Compute for Equity Scene 1/10
Business model

We take 1.5% when a trade clears.

A regulated clearing house. We process trades between energy, compute and AI equity, and take about 1.5% per settlement — at an 85% gross margin, owning no GPUs.

~9 min read
SCENE 02

The unit of trade

Everything we monetize is one repeatable event: a deal. An AI startup needs compute. A datacenter or energy producer deposits energy and GPU-hours. Our Oracle prices the contribution and the equity it converts to. A Compute-SAFE is issued, custodied under ADGM, and cleared.
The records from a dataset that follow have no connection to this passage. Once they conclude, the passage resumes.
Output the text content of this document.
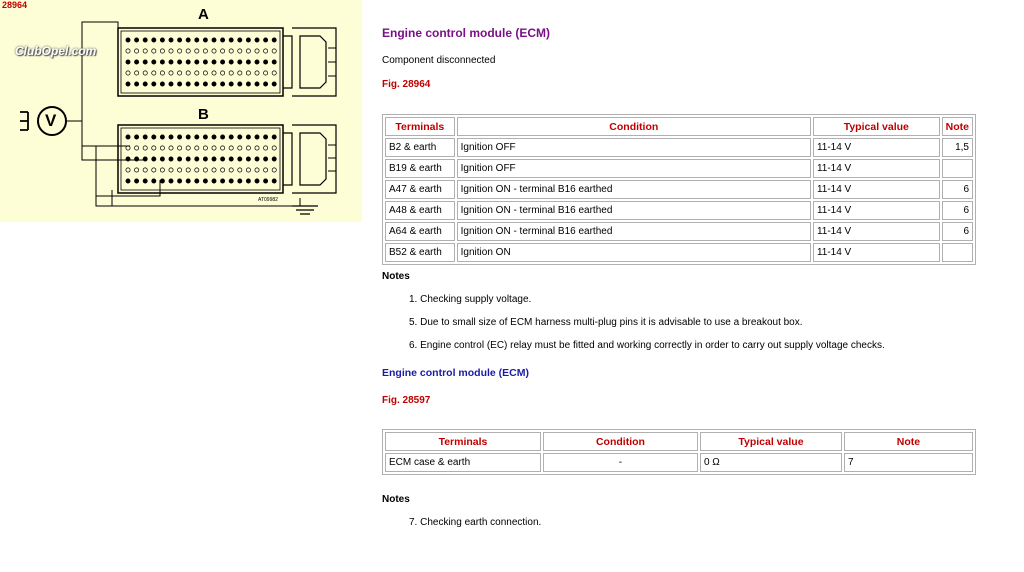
28964
ClubOpel.com
A
B
V
AT09982
Engine control module (ECM)

Component disconnected

Fig. 28964

Terminals	Condition	Typical value	Note
B2 & earth	Ignition OFF	11-14 V	1,5
B19 & earth	Ignition OFF	11-14 V	
A47 & earth	Ignition ON - terminal B16 earthed	11-14 V	6
A48 & earth	Ignition ON - terminal B16 earthed	11-14 V	6
A64 & earth	Ignition ON - terminal B16 earthed	11-14 V	6
B52 & earth	Ignition ON	11-14 V	

Notes

1. Checking supply voltage.
5. Due to small size of ECM harness multi-plug pins it is advisable to use a breakout box.
6. Engine control (EC) relay must be fitted and working correctly in order to carry out supply voltage checks.
Engine control module (ECM)

Fig. 28597

Terminals	Condition	Typical value	Note
ECM case & earth	-	0 Ω	7

Notes

7. Checking earth connection.
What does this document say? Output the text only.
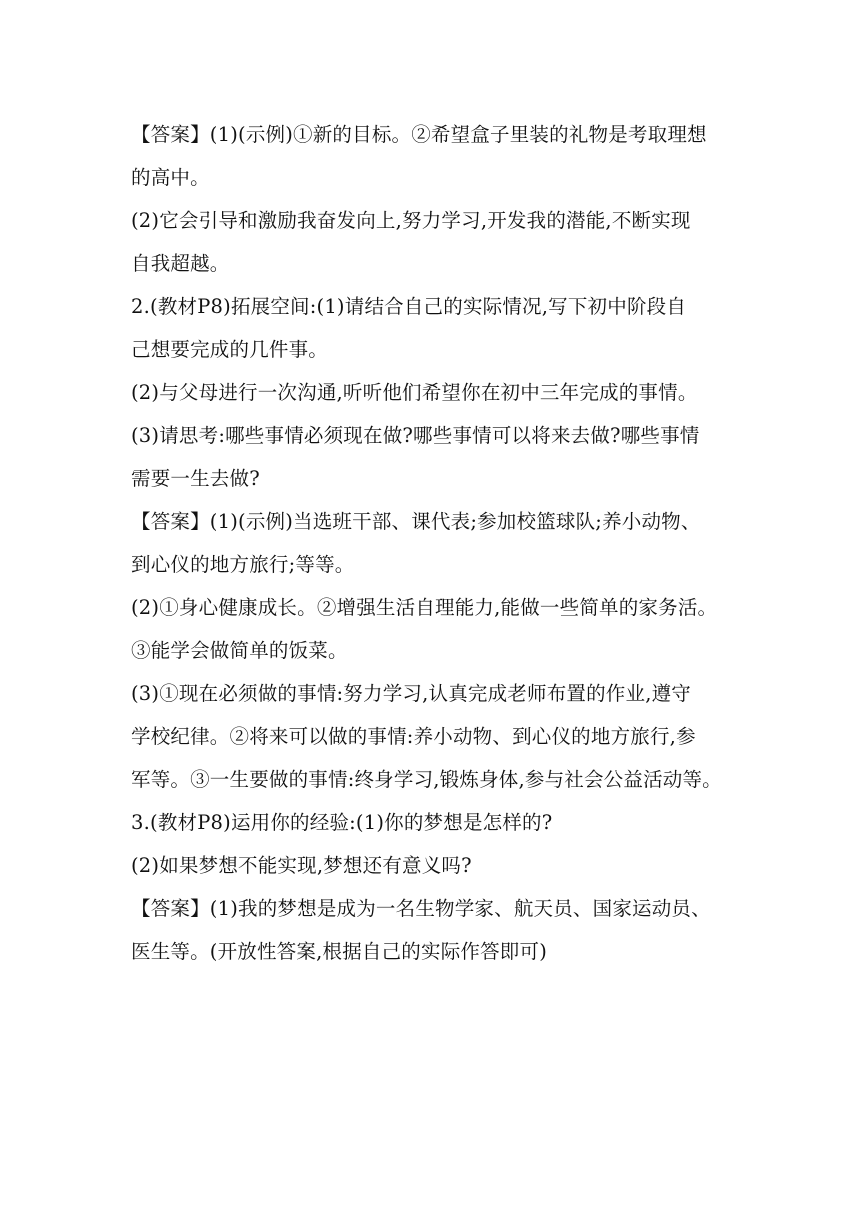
【答案】(1)(示例)①新的目标。②希望盒子里装的礼物是考取理想
的高中。
(2)它会引导和激励我奋发向上,努力学习,开发我的潜能,不断实现
自我超越。
2.(教材P8)拓展空间:(1)请结合自己的实际情况,写下初中阶段自
己想要完成的几件事。
(2)与父母进行一次沟通,听听他们希望你在初中三年完成的事情。
(3)请思考:哪些事情必须现在做?哪些事情可以将来去做?哪些事情
需要一生去做?
【答案】(1)(示例)当选班干部、课代表;参加校篮球队;养小动物、
到心仪的地方旅行;等等。
(2)①身心健康成长。②增强生活自理能力,能做一些简单的家务活。
③能学会做简单的饭菜。
(3)①现在必须做的事情:努力学习,认真完成老师布置的作业,遵守
学校纪律。②将来可以做的事情:养小动物、到心仪的地方旅行,参
军等。③一生要做的事情:终身学习,锻炼身体,参与社会公益活动等。
3.(教材P8)运用你的经验:(1)你的梦想是怎样的?
(2)如果梦想不能实现,梦想还有意义吗?
【答案】(1)我的梦想是成为一名生物学家、航天员、国家运动员、
医生等。(开放性答案,根据自己的实际作答即可)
We are the neutral party in the middle of that event — and we charge a thin fee for making it happen safely. The whole business is: how many deals clear, and at what size.

SCENE 03

Four revenue lines

By Year 3, revenue mix (hover a slice):

LineBasis% of Y3 rev
Clearing fee1.5% of GMV (cleared volume)78%
Origination fee0.5% of supply listed12%
Treasury float3.0% on average custody balance7%
Oracle dataSubscriptions to the cross-asset index3%
SCENE 04

Unit economics, per deal

Take the average deal — $250,000 of GMV:

Clearing fee (1.5%)$3,750
Origination fee (0.5%)$1,250
Treasury float (12-mo custody)~$2,500
Revenue per deal~$7,500
Gross margin (capital-light, no inventory)85%
Contribution per deal~$6,400
$250k
avg deal GMV
2.0%
blended take
85%
gross margin
~$25M
break-even GMV/yr
SCENE 05

Volume math

At a 2% blended take, revenue is a clean function of cleared volume:

Target revenueGMV neededDeals / year
$1M ARR$50M200
$10M ARR$500M2,000
$100M ARR$5B20,000

The market is large enough that these are throughput problems, not demand problems.

SCENE 06

Network effects

Each side reinforces the other — the flywheel of every great marketplace:

More providers Better pricing More startups More deals

More supply tightens the Oracle's price; a tighter price attracts more demand; more demand pulls in more supply. A secondary market makes every position more valuable — and every new deal sharpens a proprietary cross-asset dataset no single lender or cloud can replicate.

SCENE 07

Defensibility — three moats

Regulatory

An ADGM/FSRA RegLab wedge for tokenized Compute-SAFEs — slow to copy, and exactly what unlocks sovereign and institutional capital.

Data

The Oracle + a 3,000-entity mapped market. Every cleared deal improves the cross-asset price.

Network

Multi-sided clearing plus a secondary market — liquidity no bilateral counterparty pair can offer.

SCENE 08

Comparable models

Clearing venues are capital-light, take-rate businesses. Our take is higher because we price a nascent market with real complexity — not a commoditized order book:

Venue~Take rateMarket
NYSE~0.003%Mature equities
CME~0.03%Mature futures
Coinbase~0.5%Crypto
Compute for Equity~1.5%Compute-for-equity (nascent)
SCENE 09

The path to $100M ARR

80 deals / day

$100M revenue ÷ 2% blended take = $5B GMV ÷ $250k average deal = 20,000 deals/year ÷ 250 working days = 80 deals a day. Against a GPU-rental market growing from $9.8B to $47.2B by 2033 and a $490B financing gap, that is throughput a clearing platform can reach.

SCENE 10

What each side pays

PartyOriginationClearingSecondary
AI startup (buys compute)on settle
Provider (lists supply)0.5% on listingon settle
Investor (trades SAFEs)2nd-leg clearing

The startup — the party we most want to attract — pays nothing to receive compute. Revenue comes from the side that captures upside, and from liquidity events.